The Sundering of Feri

T. Thorn CoyleThis is an article that I was avoiding writing, but I have been asked to speak, and have chosen to acquiesce. For those who want some background on the Feri Tradition, I refer you to this excellent article.

Feri is a relatively small American Pagan tradition that has fostered such public figures as Gwydion Pendderwen, Starhawk, Francesca de Grandis, Sharon Knight, Anaar, Anne Hill, Vicki Burns—and numerous other dancers, poets, singers, authors, teachers, herbalists, and ritualists—all doing their own work in the world. I am pleased to count myself among them. 

It is said of late that the Feri Tradition has been broken in two, being named by folks on one side of the divide as a split between the "Mystery tradition" (taking on the old spelling of Faery) and "public religion" (Feri). While there have been splits and factions for almost as long as the tradition has been active, while the spelling of the name changed over time, and scapegoating, shouting, and long silences have abounded, I never before felt such an energetic sundering. As I write this, I can feel the mighty gates closing on what was. What will emerge, I do not know. Perhaps nothing will change, and perhaps everything will. Such are the times we live in, and various are the pronouncements of our egos trying to figure things out.

In 2009, I wrote my ongoing students a letter telling them that I would no longer be teaching within the Feri Tradition. As part of that letter I said:

My work can no longer be held in even so porous, forgiving, and strong a container as Feri is. My roots remain in Feri, but they are also in Gurdjieff and Sufism. My influences are of the Craft, but they are also of Kabbalah, Buddhism, Hinduism, Thelema, and mysticism of all traditions. My primary influences are of course the changes in my own heart and soul from practice, my guides, my God Soul, and LVX.

At what point in an ecstatic, syncretic, Bardic tradition, does one's own work cease to be of that tradition? My first book, Evolutionary Witchcraft, about my studies and teaching in the Feri Tradition, was already heavily influenced by Gurdjieff, Sufism, and mysticism. As a matter of fact, these other systems gave me the lens on Victor and Cora Anderson's work that caused me to see ever more deeply into it. So why did I stop teaching Feri?

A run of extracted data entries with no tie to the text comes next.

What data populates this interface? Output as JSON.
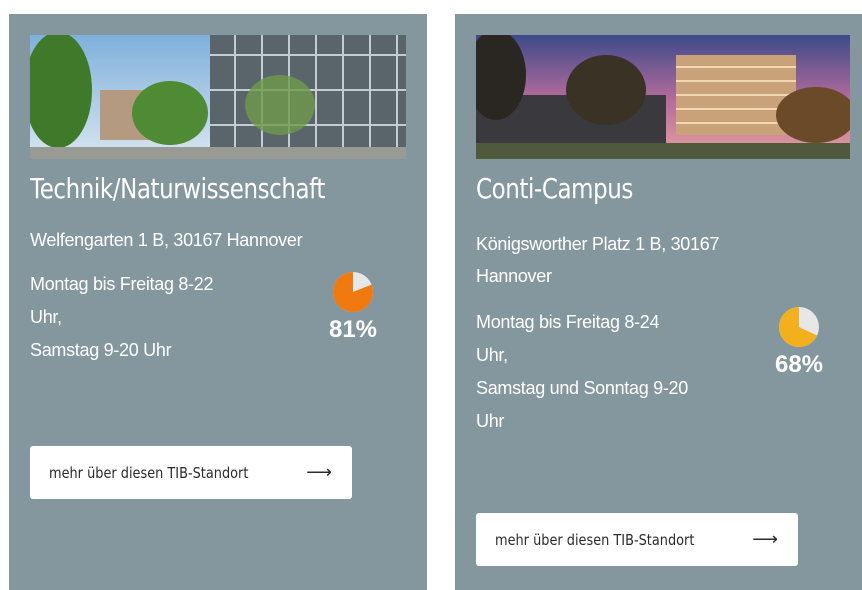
{
  "cards": [
    {
      "title": "Technik/Naturwissenschaft",
      "address_lines": [
        "Welfengarten 1 B, 30167 Hannover"
      ],
      "hours_lines": [
        "Montag bis Freitag 8-22",
        "Uhr,",
        "Samstag 9-20 Uhr"
      ],
      "occupancy_percent": 81,
      "occupancy_label": "81%",
      "occupancy_color": "#f07a10",
      "button_label": "mehr über diesen TIB-Standort",
      "arrow_icon": "arrow-right-icon"
    },
    {
      "title": "Conti-Campus",
      "address_lines": [
        "Königsworther Platz 1 B, 30167",
        "Hannover"
      ],
      "hours_lines": [
        "Montag bis Freitag 8-24",
        "Uhr,",
        "Samstag und Sonntag 9-20",
        "Uhr"
      ],
      "occupancy_percent": 68,
      "occupancy_label": "68%",
      "occupancy_color": "#f2b01e",
      "button_label": "mehr über diesen TIB-Standort",
      "arrow_icon": "arrow-right-icon"
    }
  ],
  "colors": {
    "card_background": "#84979f",
    "pie_remainder": "#e7e7e7"
  }
}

The answer is multivalent, of course, and we likely will understand the whole thing better ten or twenty years from now. There were, however, two main reasons. One was that working within a small container of initiates and within the container of a set tradition was causing me some discomfort; my work is ever evolving in its expression, though I feel the core of my work will always remain the same, centering on evolutionary practices of alignment and self-possession, true to my deep self and true even to the teachings of Victor and Cora. Yet it is also infused with the theory and practices set forth by G. I. Gurdjieff, and the whirling dance and poetry of Jalalludin Rumi, not to mention the mystic seeking of my childhood Catholic soul, and the strident calling of Thelema. My work needed to be free from some measure of "is this Feri or not?" in order to open the old into the new.

The second reason is that, as a public teacher of Feri, I felt I had stretched the tradition as far as was possible at the time. This was causing some of my brothers and sisters pain. Yet to not do my work, to curtail my vision and guidance because of their discomfort, would have been to deny the work of my God Soul, which is the spreading of light and liberation. So I decided it was cleaner to simply say: "I no longer teach Feri." This caused bewilderment to some, though I had tried to prepare my students, and helped many others to breathe a sigh of relief.

If I am honest, there was also a third reason: many people who had come to me for initial training were continuing. I had expected that most of them would fall away, would take a few foundational tools to better their lives, and then return to other practices, traditions, and ways of worship. Many did, which frankly is what I did early on in my Feri training. I worked with a teacher for a year or so, then left. It was only years later that I circled back. But here I was with many, many dedicated students, working very hard, and yet, were all of them right for the giant wallop that is Feri initiation? No. Could I possibly take each of them through the gates even if I wanted to? No. And yet, ostensibly, I was teaching within an initiatory tradition. No matter how much I told people that the initial two-year class did not lead to initiation, there was still, within some, an expectation. We can blame culture, we can blame tradition, we can blame assumptions, we can blame my lack of foresight. That conversation—like every point I will mention in this essay—would take hours to unpack.